Covering Saddam’s Shenanigans, Not His Crimes
The Media Research Center recently released a study of the television coverage of the Saddam Hussein trial, aptly entitled “Covering Saddam’s Shenanigans, Not His Crimes.”
In spite of a record equal to some of the worst tyrants in human history, reporters found Saddam’s personal reactions and orchestrated antics more compelling than the witness testimony against him. The networks gave Saddam’s behavior more airtime than any other topic — nearly 30 minutes, one-third of the coverage.
In contrast, the networks allotted just 11½ minutes for witness testimony and evidence, just slightly below the nearly 12 minutes devoted to suggestions Saddam would not get a fair hearing. On the Oct. 18 World News Tonight, ABC’s Jim Sciutto pointed out how “human rights groups doubt the former dictator will get a fair trial.” On March 15, after Saddam’s testimony was cut off by the judge, ABC showed complaints from Ramsey Clark: “Look, he’s on trial for his life. A defendant has a right to give his background and his thoughts and his emotions.”
The MRC puts this in the context of press bias against the Iraq War and notes that it is undoubtedly hurting President Bush: “With the Iraq war now three years old, one of its main achievements — the toppling of Saddam Hussein’s mass-murdering dictatorship — has been largely shunted to the sidelines.” Further, they contrast this coverage with that of the O.J. Simpson trial.
Saddam’s trial has been mentioned in just 64 stories (including brief anchor-read items) over the last 5 months. Total coverage amounted to just under 90 minutes. The CBS Evening News offered the most coverage (21 stories, 34 minutes) followed by ABC’s World News Tonight (23 stories, 30 minutes).

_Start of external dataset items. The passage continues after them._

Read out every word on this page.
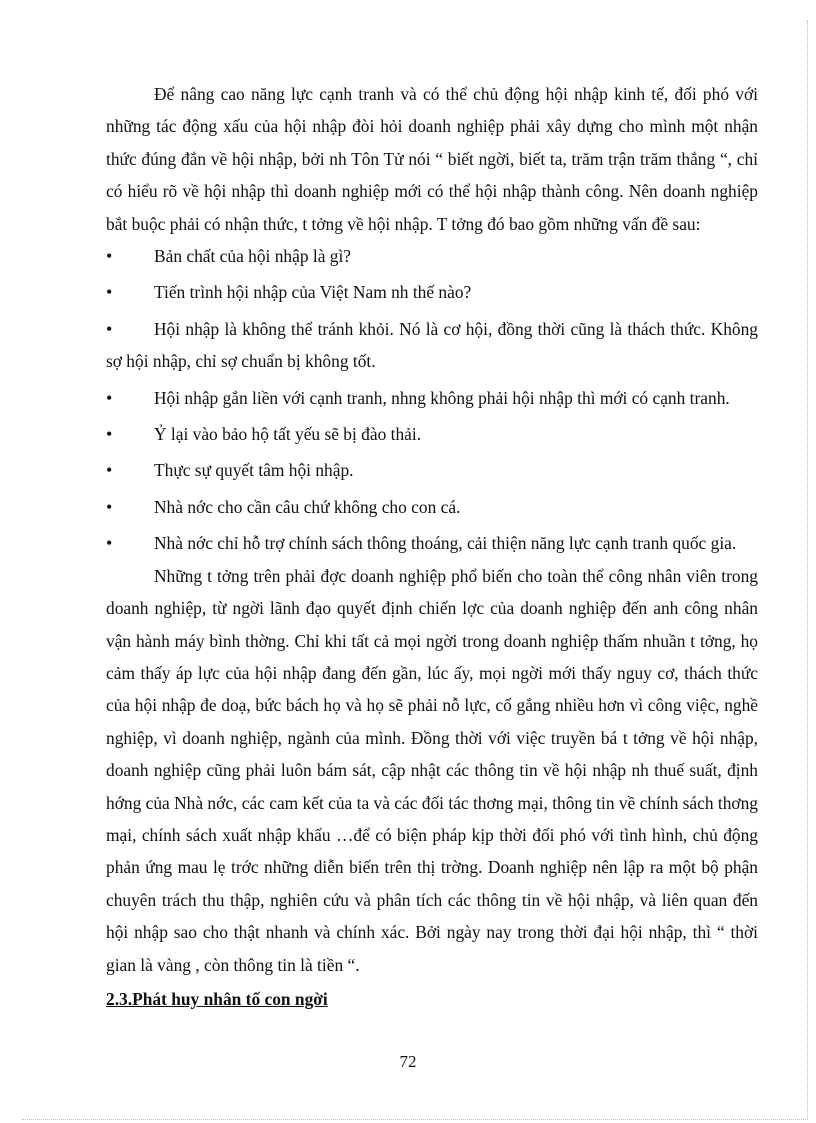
Để nâng cao năng lực cạnh tranh và có thể chủ động hội nhập kinh tế, đối phó với những tác động xấu của hội nhập đòi hỏi doanh nghiệp phải xây dựng cho mình một nhận thức đúng đắn về hội nhập, bởi nh Tôn Tử nói “ biết ngời, biết ta, trăm trận trăm thắng “, chỉ có hiểu rõ về hội nhập thì doanh nghiệp mới có thể hội nhập thành công. Nên doanh nghiệp bắt buộc phải có nhận thức, t tởng về hội nhập. T tởng đó bao gồm những vấn đề sau:

•	Bản chất của hội nhập là gì?
•	Tiến trình hội nhập của Việt Nam nh thế nào?
•	Hội nhập là không thể tránh khỏi. Nó là cơ hội, đồng thời cũng là thách thức. Không sợ hội nhập, chỉ sợ chuẩn bị không tốt.
•	Hội nhập gắn liền với cạnh tranh, nhng không phải hội nhập thì mới có cạnh tranh.
•	Ỷ lại vào bảo hộ tất yếu sẽ bị đào thải.
•	Thực sự quyết tâm hội nhập.
•	Nhà nớc cho cần câu chứ không cho con cá.
•	Nhà nớc chỉ hỗ trợ chính sách thông thoáng, cải thiện năng lực cạnh tranh quốc gia.

Những t tởng trên phải đợc doanh nghiệp phổ biến cho toàn thể công nhân viên trong doanh nghiệp, từ ngời lãnh đạo quyết định chiến lợc của doanh nghiệp đến anh công nhân vận hành máy bình thờng. Chỉ khi tất cả mọi ngời trong doanh nghiệp thấm nhuần t tởng, họ cảm thấy áp lực của hội nhập đang đến gần, lúc ấy, mọi ngời mới thấy nguy cơ, thách thức của hội nhập đe doạ, bức bách họ và họ sẽ phải nỗ lực, cố gắng nhiều hơn vì công việc, nghề nghiệp, vì doanh nghiệp, ngành của mình. Đồng thời với việc truyền bá t tởng về hội nhập, doanh nghiệp cũng phải luôn bám sát, cập nhật các thông tin về hội nhập nh thuế suất, định hớng của Nhà nớc, các cam kết của ta và các đối tác thơng mại, thông tin về chính sách thơng mại, chính sách xuất nhập khẩu …để có biện pháp kịp thời đối phó với tình hình, chủ động phản ứng mau lẹ trớc những diễn biến trên thị trờng. Doanh nghiệp nên lập ra một bộ phận chuyên trách thu thập, nghiên cứu và phân tích các thông tin về hội nhập, và liên quan đến hội nhập sao cho thật nhanh và chính xác. Bởi ngày nay trong thời đại hội nhập, thì “ thời gian là vàng , còn thông tin là tiền “.

2.3.Phát huy nhân tố con ngời

72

NBC Nightly News aired the least: 20 stories amounting to 25½ minutes of coverage, barely five minutes per month.
In contrast, the first six months of O.J. Simpson’s murder trial garnered 431 stories (824 minutes) from those same networks, a 1994 Center for Media and Public Affairs study found. Simpson was accused of killing two people; Saddam is thought responsible for hundreds of thousands of deaths.
The problem with such analysis, however, is that it presumes that the nightly network news shows [Does anyone still watch those? -ed.] are in the business of covering what’s important than what the audience finds interesting. The Simpson trial got an absurd amount of coverage, not because the murder of a socialite and a waiter are all that extraordinary but because O.J. Simpson was a pop culture phenomenon and there were many interesting characters surrounding the trial. Were the networks to televise a commensurate level of coverage of the Saddam trial, they would do so to no audience.
It is true, however, that there is a herd mentality in journalism and that stories are covered based on how they fit into that script. (See Christopher Hitchens‘ recent comments on that subject.) The inability of two judges to reign in a defendant fit into the allegory of a country in chaos nicely. It was also, quite frankly, rather entertaining.
It should be noted, too, that the fact Saddam was a brutal dictator who ordered hundreds if not thousands of his subjects executed is not in serious dispute even among critics of the war. (Although, as Hitchens notes, there are a handful of apologists who seem to forget that fact.) And it should be noted that there was not a lot of coverage of the Milosovik trial in the Hague, either. And the networks spent the better part of the 1990s building the image of him as a monster.
So, yes, the media have numerous biases and, yes, those biases have an impact on the public’s perceptions of the world. But everything is not a conspiracy to discredit President Bush, either.